In  mostra si possono vedere due maternità  una in gesso patinato e una in terracotta che sono state realizzate con gli stampi originali di Scorticati dal nipote Giuliano Iori artista e tecnico di laboratorio ceramica nel Liceo Chierici .

E’ esposta anche una Maternità in gesso di Scorticati che si caratterizza per una interpretazione plastica più arcaica e semplificata.

Il pannello in terracotta modellata a bassorilievo  di Maria con il bambino che ha originato questa esposizione è arrivato dalle 0fficine Reggiane  “salvato” dalla demolizione di un muro, grazie all’interessamento di don Davide Poletti nostro parroco.
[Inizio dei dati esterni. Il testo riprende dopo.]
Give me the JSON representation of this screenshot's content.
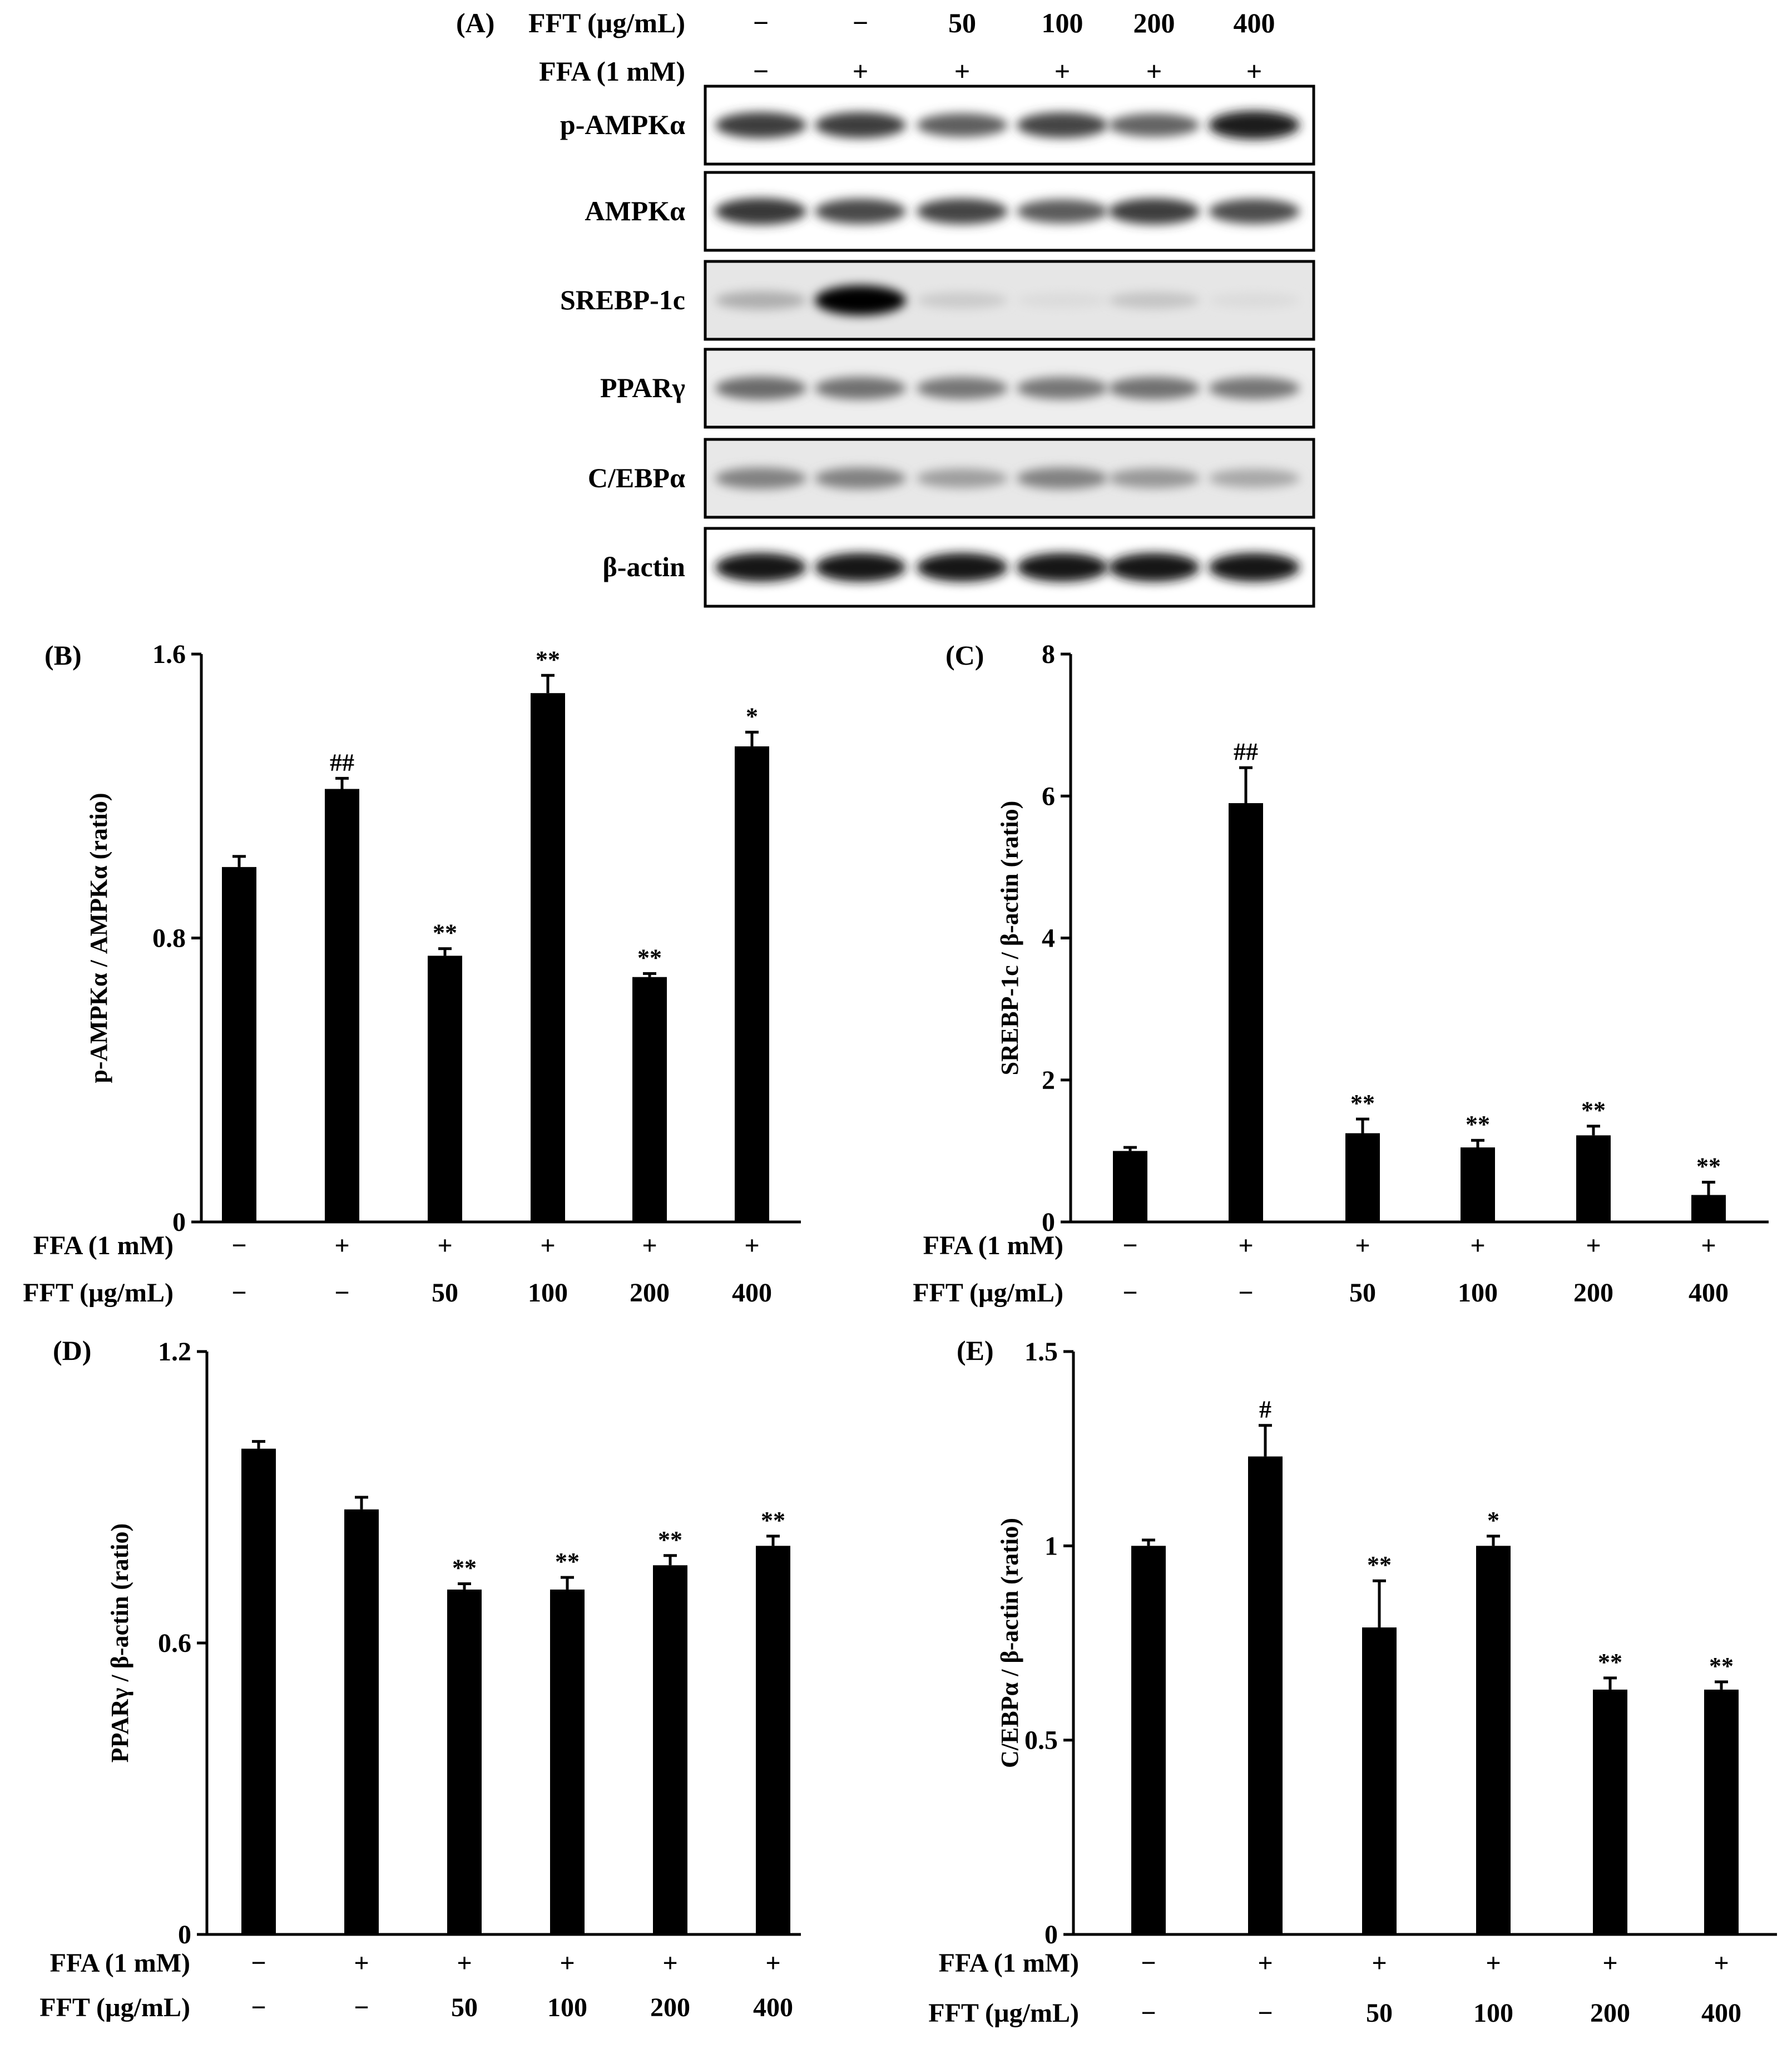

Essendo l’opera in un cattivo stato di conservazione è stata consolidata  da  Iori Giuliano ed è ora qui in mostra.  Non si conosce l’autore, potrebbe  essere  stata realizzata ispirandosi al  modello in gesso di una maternità di Desiderio da Settignano che si conserva nella gipsoteca del Liceo Chierici, è ipotizzabile che possa essere stato lo stesso Scorticati a realizzarlo

Sulla facciata della chiesa di Compiano Canossa  Galileo Scorticati ha realizzato in marmo una maternità che riprende  questo modello ispirativo  con uno stile che si rifà al romanicoL

Lo scultore reggiano Guglielmo Fornaciari (1858-1930) maestro di Galileo Scorticati, ha realizzato tra le numerose opere, una maternità in marmo che ora si trova su muro esterno di una cappella privata a Giandeto di Casina RE e che ricalca le orme di quella recuperata alle Reggiane da don Poletti.   Una famiglia Rivaltese discendente dello scultore Fornaciari per questa mostra ha prestato un tondo:  è un particolare dei  volti di Maria e Gesù che Lucio Vignocchi ha ripreso  da un  pannello originale dello scultore Fornaciari che la famiglia possiede.